Blake Lively saw the full force of a hate campaign this summer. During promotion for her movie This Ends With Us, there was suddenly an influx of negative headlines about her. She was rude, she was a mean girl, she was arrogant, she deserved the full ire of the internet, went the narrative. But the narrative was wrong.
The hate campaign against Lively didn’t happen organically. Thousands of people didn’t all independently decide they hated one of America’s most bankable stars—they were spurred on. And the person responsible had, it transpired, been abusing Lively on the set of It Ends With Us, and wanted to bury her. This was Justin Baldoni, Lively’s co-star and director on the movie.

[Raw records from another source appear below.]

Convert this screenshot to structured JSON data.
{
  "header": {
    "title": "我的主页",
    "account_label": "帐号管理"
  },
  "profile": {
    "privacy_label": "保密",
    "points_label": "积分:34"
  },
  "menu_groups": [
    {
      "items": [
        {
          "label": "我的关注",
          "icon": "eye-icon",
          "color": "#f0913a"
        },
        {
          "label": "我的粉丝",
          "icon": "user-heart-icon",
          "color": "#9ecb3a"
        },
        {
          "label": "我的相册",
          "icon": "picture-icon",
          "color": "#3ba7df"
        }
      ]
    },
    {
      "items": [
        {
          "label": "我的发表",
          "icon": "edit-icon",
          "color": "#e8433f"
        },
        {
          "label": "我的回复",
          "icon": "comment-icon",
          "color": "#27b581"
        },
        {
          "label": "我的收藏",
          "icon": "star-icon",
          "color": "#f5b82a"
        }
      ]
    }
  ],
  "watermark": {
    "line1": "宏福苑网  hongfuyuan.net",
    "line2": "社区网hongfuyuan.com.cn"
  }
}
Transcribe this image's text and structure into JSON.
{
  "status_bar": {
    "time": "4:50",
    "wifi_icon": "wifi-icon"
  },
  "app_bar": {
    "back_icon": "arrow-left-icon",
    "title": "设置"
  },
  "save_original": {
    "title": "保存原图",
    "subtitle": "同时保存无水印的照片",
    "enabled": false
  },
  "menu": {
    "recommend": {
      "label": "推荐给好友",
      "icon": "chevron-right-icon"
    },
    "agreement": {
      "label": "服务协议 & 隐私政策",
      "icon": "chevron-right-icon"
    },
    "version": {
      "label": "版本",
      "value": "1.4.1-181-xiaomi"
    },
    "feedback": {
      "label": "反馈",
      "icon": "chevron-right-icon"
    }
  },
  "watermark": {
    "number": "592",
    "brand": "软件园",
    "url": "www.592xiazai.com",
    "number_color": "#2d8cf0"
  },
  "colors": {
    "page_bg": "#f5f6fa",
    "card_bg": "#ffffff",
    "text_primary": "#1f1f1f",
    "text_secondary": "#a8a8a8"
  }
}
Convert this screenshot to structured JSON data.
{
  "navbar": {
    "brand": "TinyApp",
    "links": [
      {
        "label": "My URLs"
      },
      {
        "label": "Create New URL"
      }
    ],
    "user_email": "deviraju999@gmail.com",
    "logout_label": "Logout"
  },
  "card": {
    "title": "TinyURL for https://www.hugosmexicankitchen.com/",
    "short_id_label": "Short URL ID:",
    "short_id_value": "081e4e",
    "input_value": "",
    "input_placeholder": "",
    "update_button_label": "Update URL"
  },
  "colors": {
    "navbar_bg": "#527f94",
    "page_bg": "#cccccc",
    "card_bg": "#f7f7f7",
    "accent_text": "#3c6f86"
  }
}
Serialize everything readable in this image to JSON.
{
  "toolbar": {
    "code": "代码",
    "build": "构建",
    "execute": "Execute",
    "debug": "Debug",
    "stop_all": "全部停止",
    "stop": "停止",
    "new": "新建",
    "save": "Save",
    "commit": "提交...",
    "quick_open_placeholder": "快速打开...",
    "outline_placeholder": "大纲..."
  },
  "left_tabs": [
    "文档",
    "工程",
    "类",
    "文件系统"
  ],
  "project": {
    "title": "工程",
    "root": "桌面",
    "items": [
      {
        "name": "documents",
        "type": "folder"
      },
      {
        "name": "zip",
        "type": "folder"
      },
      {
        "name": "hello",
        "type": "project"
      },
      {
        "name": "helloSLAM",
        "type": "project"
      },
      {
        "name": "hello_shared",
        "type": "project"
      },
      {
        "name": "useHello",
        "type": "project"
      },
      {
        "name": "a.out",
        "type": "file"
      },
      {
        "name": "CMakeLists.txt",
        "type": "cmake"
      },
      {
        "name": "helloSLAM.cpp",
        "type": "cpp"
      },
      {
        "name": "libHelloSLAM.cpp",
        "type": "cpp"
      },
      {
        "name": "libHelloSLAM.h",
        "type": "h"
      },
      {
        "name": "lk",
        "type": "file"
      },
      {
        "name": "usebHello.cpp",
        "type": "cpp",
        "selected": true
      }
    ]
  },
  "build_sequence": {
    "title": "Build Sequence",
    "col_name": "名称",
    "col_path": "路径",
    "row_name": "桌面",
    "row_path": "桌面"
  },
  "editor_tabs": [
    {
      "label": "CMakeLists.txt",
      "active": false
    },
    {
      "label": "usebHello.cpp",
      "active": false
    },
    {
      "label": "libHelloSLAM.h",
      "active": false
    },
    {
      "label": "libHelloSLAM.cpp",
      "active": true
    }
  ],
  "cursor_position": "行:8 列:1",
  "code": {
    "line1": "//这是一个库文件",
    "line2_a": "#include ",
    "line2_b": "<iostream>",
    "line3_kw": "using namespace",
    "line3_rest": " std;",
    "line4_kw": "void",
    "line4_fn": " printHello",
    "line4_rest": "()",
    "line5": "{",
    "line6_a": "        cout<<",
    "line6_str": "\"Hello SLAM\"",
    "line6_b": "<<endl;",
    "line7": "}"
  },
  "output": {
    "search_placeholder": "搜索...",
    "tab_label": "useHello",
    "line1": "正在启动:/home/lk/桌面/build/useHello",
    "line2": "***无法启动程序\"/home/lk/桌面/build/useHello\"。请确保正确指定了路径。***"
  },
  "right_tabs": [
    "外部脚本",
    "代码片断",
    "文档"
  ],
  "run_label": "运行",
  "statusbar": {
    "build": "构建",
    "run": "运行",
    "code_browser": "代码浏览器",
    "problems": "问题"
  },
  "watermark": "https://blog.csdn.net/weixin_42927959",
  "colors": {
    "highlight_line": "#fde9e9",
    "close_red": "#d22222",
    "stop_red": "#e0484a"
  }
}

After treating Lively in the most appalling way, Baldoni hired a woman called Melissa Nathan and she worked with him, producer Jamey Heath (also accused by Lively of sexual misconduct), and fellow PR guru Jennifer Abel to bring Lively down. There are text messages between them obtained by the New York Times, and they make for depressing reading. Nathan and Abel worked tirelessly to amplify posts about Lively being difficult, mean and shallow. The internet began to hate her for “glamorizing domestic violence” during her promotion of It Ends With Us, even though the promotional plan for the movie was, according to the New York Times, actually meant to “focus more on the uplifting aspects of the movie than on abuse.” The PR plan worked like a dream. “It’s actually sad because it just shows you have people [who] really want to hate on women,” Nathan wrote to Abel at one point, and she was correct.
People did want to hate on Blake Lively. There was no doubt she was a desperately imperfect person, what with her getting married to Ryan Reynolds on a former plantation, something she’s received pushback about for years. But, notably, she’s always been criticized for that more than Reynolds has. (Both sides of the couple have apologized for it.)
In fact, she has been criticized more in the past year than many men who have been allegedly outright abusive, highlighting a painful double standard. Take Brad Pitt. Pitt was accused of domestic violence by his ex-wife Angelina Jolie, against not just her but their children as well. And yet his career continues with barely a whisper of the allegations while he’s promoting a movie. Next year he’s set to star in F1, which has a $300 million budget. But the campaign against Lively, who was the victim of abuse rather than its alleged perpetrator, caused her haircare brand to lose, according to NYT, 78 percent in sales. Money talks, and it indicates time and time again that people care more for abusive men than imperfect women.
Or you could take Jared Leto. Allegations have been floating around Leto for years but they never seem to stick. He’s been accused of sexting underage girls, with film director James Gunn notably calling him out for it in 2018. Other people have accused him of sexual abuse in since-deleted posts. He also sent his co-stars unpleasant items while “method acting” as the Joker, including a dead pig. His career is still going from strength to strength, and he was recently cast as the villain Skeletor in a Masters of the Universe film.
Lively was treated worse than either of those men despite there being no abuse allegations against her whatsoever. It highlights a nasty truth about our society and the misogynistic undercurrents that lie beneath Hollywood.